Not sleeping in is one thing, but another urge that you should also control is sleeping late the night before holidays and weekends. While one wants to enjoy the brief sigh of relief after a long week, it can also cause a distraction that can ripple throughout the next. Sleeping at the right time every night can help you keep the consistent demeanor one might need for the fast paced jobs of today.

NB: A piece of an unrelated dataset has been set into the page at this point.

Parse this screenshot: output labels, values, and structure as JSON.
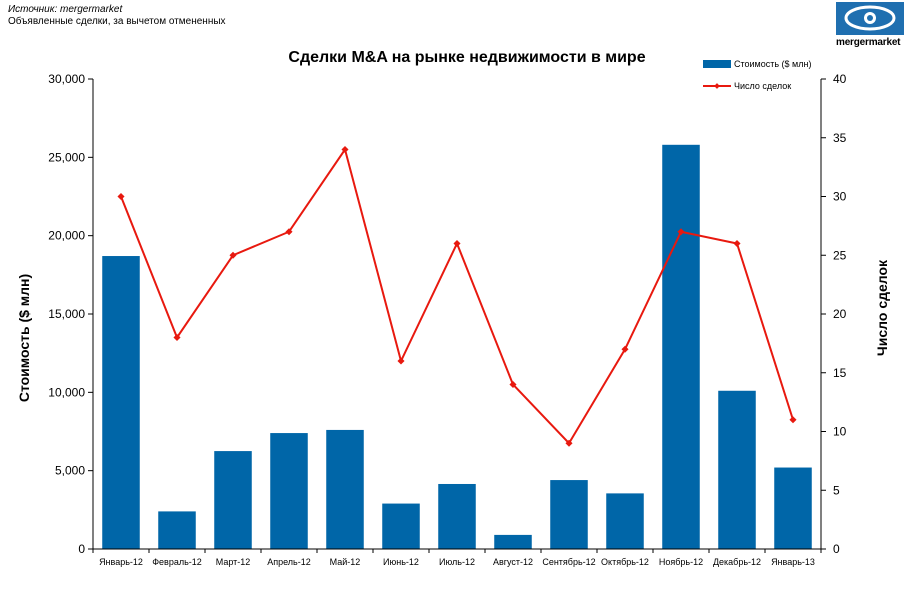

You can nap but not too much
Napping works hand in hand with your night sleep routine and should not be ignored. However, napping too much can also cause a disruption in your sleep cycle. While napping is a great way to make up for having to stay up later than usual, if you are having trouble falling asleep or staying asleep at night, napping can make things worse. As a simple guide, you should limit naps to 15 to 20 minutes in the early afternoon and avoid taking naps too close to bedtime and your waking hour.
Your diet plays a part
Most people suffer from after dinner drowsiness and this is one of the reasons why it is difficult to keep on track with your regular sleep schedule. Whenever you get sleepy way before your bedtime, you should get off the couch and do something mildly stimulating just so you can wake yourself up for the next hour or so. Simple menial tasks such as washing the dishes, calling a friend, or getting clothes ready for the next day can help you wake up before the right time to go to sleep. If you give in to the sleepiness, the consequences is that you may wake up later in the night and have trouble getting back to sleep.
What to do during the day
While there are plenty of things that you can do to help you sleep well while you are already asleep or on your way to there, there are also some things that can help you get that good night sleep while you are still wide awake.
Control light exposure
When your eyes are exposed to blue light, the brightest of all the light strands, your body will activate and will make you more alert. This is good when you are just waking up during the day where a little alertness is welcome but later during the day, exposure to this light has to be controlled. This is easier said than done however as blue light is everywhere: the sun, your computer screens and even your phone. It might do you well to keep blue light blocking glasses beside you in bed by putting them in your bedside shelf next to your phone. This way you won’t be getting all the extra blue light from the device and from the television set if you are the type who likes going to bed with the TV on.